Conscience Unites!

Conscience Unites! 2012-10-07T08:36:25-05:00

Late last night on National Review Online‘s “The Corner,” my friend and colleague and bright intellectual light of our day, Ramesh Ponnuru, pointed to an opinion piece by former congresswoman Nancy Johnson. In an election year where accusations of a “war on women” have drowned out common-sense defenses of our first freedom, what a welcome sight, to see a liberal, “pro-choice,” Republican defend our right to real religious freedom.

She writes:

The Affordable Care Act for the first time in our history gives the federal government the right to mandate the benefits of a national insurance package. All plans on the exchanges and all employer plans, including those self-insured by an employer, will have to provide at least these benefits. Although the Affordable Care Act includes a narrow exception for places of worship, it does not include the full religious rights language of the Religious Freedom Restoration Act nor reflect the thinking on this subject of strong pro-choice senators such as Sens. Kennedy and Moynihan. If the administration mandated coverage of abortion in a bill without a conscience clause, the issue would have been joined clearly.

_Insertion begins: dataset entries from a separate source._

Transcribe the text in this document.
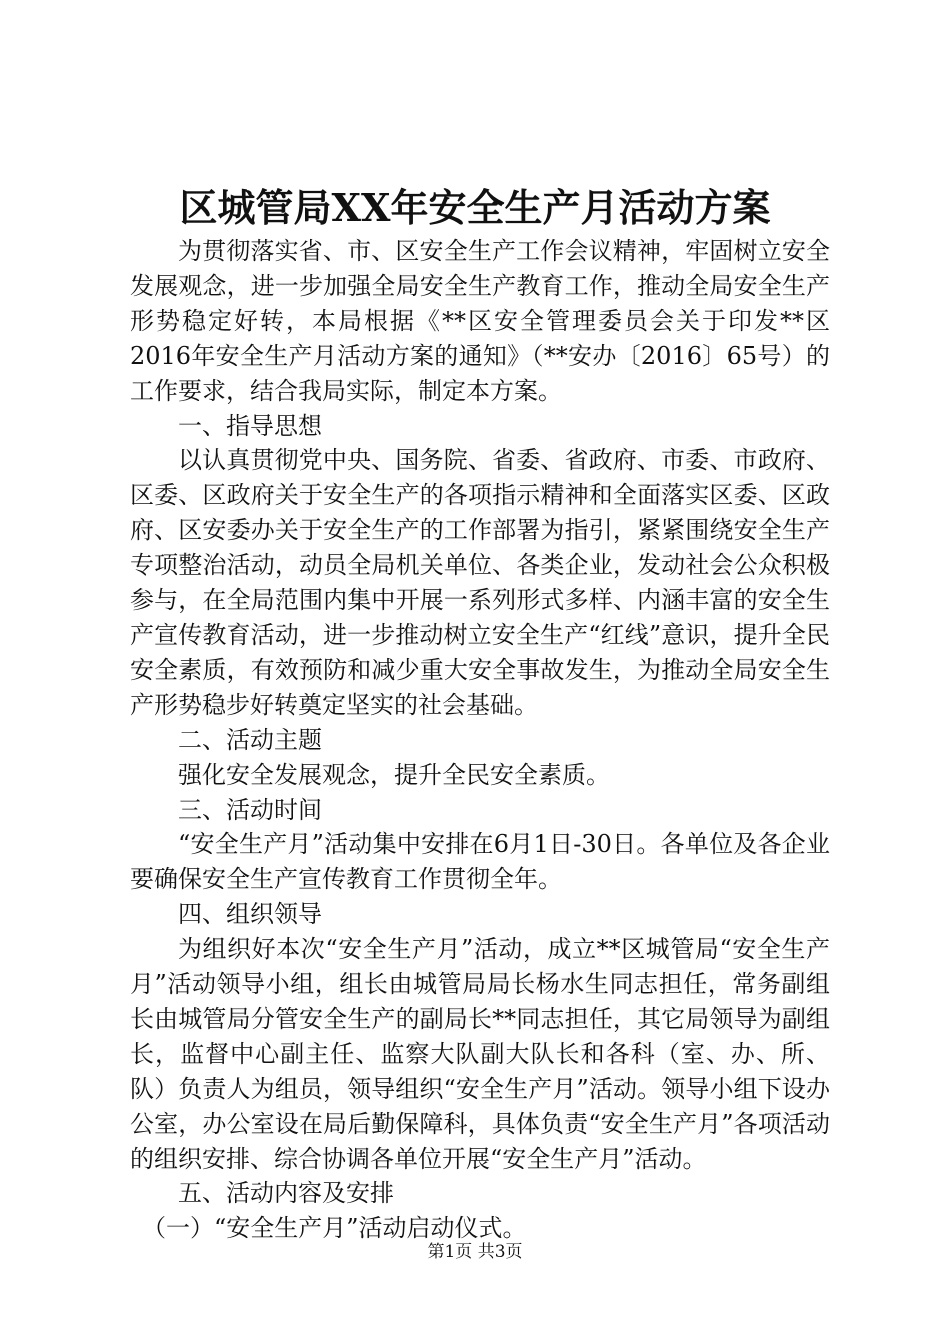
区城管局XX年安全生产月活动方案

为贯彻落实省、市、区安全生产工作会议精神，牢固树立安全发展观念，进一步加强全局安全生产教育工作，推动全局安全生产形势稳定好转，本局根据《**区安全管理委员会关于印发**区2016年安全生产月活动方案的通知》（**安办〔2016〕65号）的工作要求，结合我局实际，制定本方案。

一、指导思想

以认真贯彻党中央、国务院、省委、省政府、市委、市政府、区委、区政府关于安全生产的各项指示精神和全面落实区委、区政府、区安委办关于安全生产的工作部署为指引，紧紧围绕安全生产专项整治活动，动员全局机关单位、各类企业，发动社会公众积极参与，在全局范围内集中开展一系列形式多样、内涵丰富的安全生产宣传教育活动，进一步推动树立安全生产“红线”意识，提升全民安全素质，有效预防和减少重大安全事故发生，为推动全局安全生产形势稳步好转奠定坚实的社会基础。

二、活动主题

强化安全发展观念，提升全民安全素质。

三、活动时间

“安全生产月”活动集中安排在6月1日-30日。各单位及各企业要确保安全生产宣传教育工作贯彻全年。

四、组织领导

为组织好本次“安全生产月”活动，成立**区城管局“安全生产月”活动领导小组，组长由城管局局长杨水生同志担任，常务副组长由城管局分管安全生产的副局长**同志担任，其它局领导为副组长，监督中心副主任、监察大队副大队长和各科（室、办、所、队）负责人为组员，领导组织“安全生产月”活动。领导小组下设办公室，办公室设在局后勤保障科，具体负责“安全生产月”各项活动的组织安排、综合协调各单位开展“安全生产月”活动。

五、活动内容及安排

（一）“安全生产月”活动启动仪式。

第1页 共3页
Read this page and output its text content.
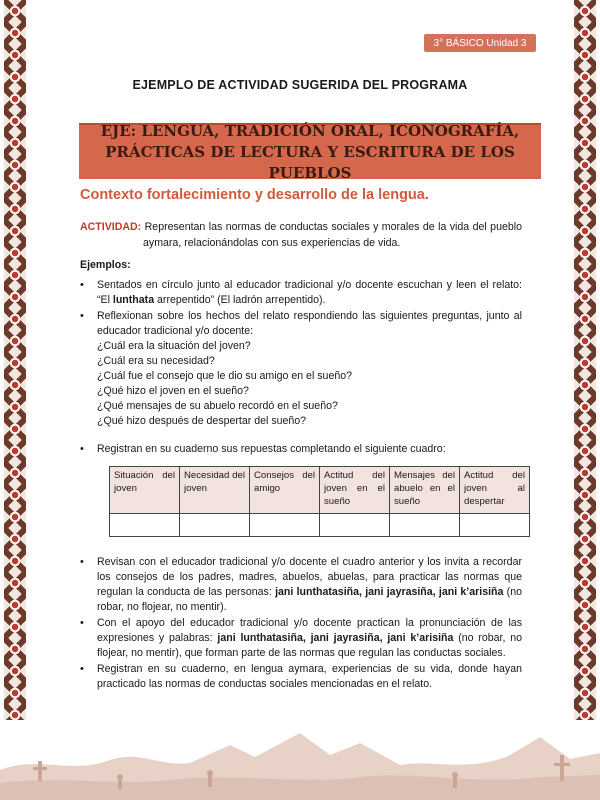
3° BÁSICO Unidad 3
EJEMPLO DE ACTIVIDAD SUGERIDA DEL PROGRAMA
EJE: LENGUA, TRADICIÓN ORAL, ICONOGRAFÍA,
PRÁCTICAS DE LECTURA Y ESCRITURA DE LOS PUEBLOS
Contexto fortalecimiento y desarrollo de la lengua.
ACTIVIDAD: Representan las normas de conductas sociales y morales de la vida del pueblo
aymara, relacionándolas con sus experiencias de vida.
Ejemplos:
• Sentados en círculo junto al educador tradicional y/o docente escuchan y leen el relato: “El lunthata arrepentido” (El ladrón arrepentido).
• Reflexionan sobre los hechos del relato respondiendo las siguientes preguntas, junto al educador tradicional y/o docente:
¿Cuál era la situación del joven?
¿Cuál era su necesidad?
¿Cuál fue el consejo que le dio su amigo en el sueño?
¿Qué hizo el joven en el sueño?
¿Qué mensajes de su abuelo recordó en el sueño?
¿Qué hizo después de despertar del sueño?
• Registran en su cuaderno sus repuestas completando el siguiente cuadro:
Situación del joven	Necesidad del joven	Consejos del amigo	Actitud del joven en el sueño	Mensajes del abuelo en el sueño	Actitud del joven al despertar

• Revisan con el educador tradicional y/o docente el cuadro anterior y los invita a recordar los consejos de los padres, madres, abuelos, abuelas, para practicar las normas que regulan la conducta de las personas: jani lunthatasiña, jani jayrasiña, jani k’arisiña (no robar, no flojear, no mentir).
• Con el apoyo del educador tradicional y/o docente practican la pronunciación de las expresiones y palabras: jani lunthatasiña, jani jayrasiña, jani k’arisiña (no robar, no flojear, no mentir), que forman parte de las normas que regulan las conductas sociales.
• Registran en su cuaderno, en lengua aymara, experiencias de su vida, donde hayan practicado las normas de conductas sociales mencionadas en el relato.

It is the fear raised by the new federal power to mandate benefits without Religious Freedom Restoration Act protections that is behind the Blunt amendment. Mandates regarding both beginning of life care and end of life care will raise religious concerns, so denying these protections, which were specifically to balance the individual’s right to religious freedom and the nation’s right to address compelling interests, is troubling.

Strong pro-choice representatives and senators, women and men, have understood the value of the Religious Freedom Restoration Act. Until the Affordable Care Act dramatically limited protection, it was seen as essential in a democracy that guarantees religious freedom. I respect Republican Senate candidate Linda McMahon for understanding that being pro-choice does not mean denying others the right to seek the well-established protection of our conscience exemption.

Jeff Fortenberry, the congressman from Nebraska who had been flagging the threats to conscience represented by the president’s health-care bill long before Congress passed it to find out what was in it, makes this point often. The legislation he proposed subsequent to its passage (it is the partner to the Blunt amendment in the Senate) — even before the HHS abortion-drug, sterilization, contraception mandate was finalized — “restores the operative ethical norm that has prevailed in our culture for generations. In fact, the language is similar to that proposed by Hillary Clinton in the 1990s, and by Sen. Ted Kennedy, and signed into law by President Clinton. A strong bipartisan consensus for conscience rights carried through the 1990s and beyond.”

What a wonderful clear light former congresswoman Johnson shines. All too often the word “choice” is used to mask ideology. Johnson shows a real commitment to liberty. Thank you! Please take the time to talk about this issue of “Obamacare” and the religious-liberty erosion that is this “contraception mandate” people talk about as if it is an answer to a crisis. Opposing this HHS mandate has nothing to do with judging Sandra Fluke or anyone else, it has nothing to do with imposing sectarian moral teaching on the country, it has everything to do with protecting our most basic right to authentically live the gift of faith, a freedom from which we flourish.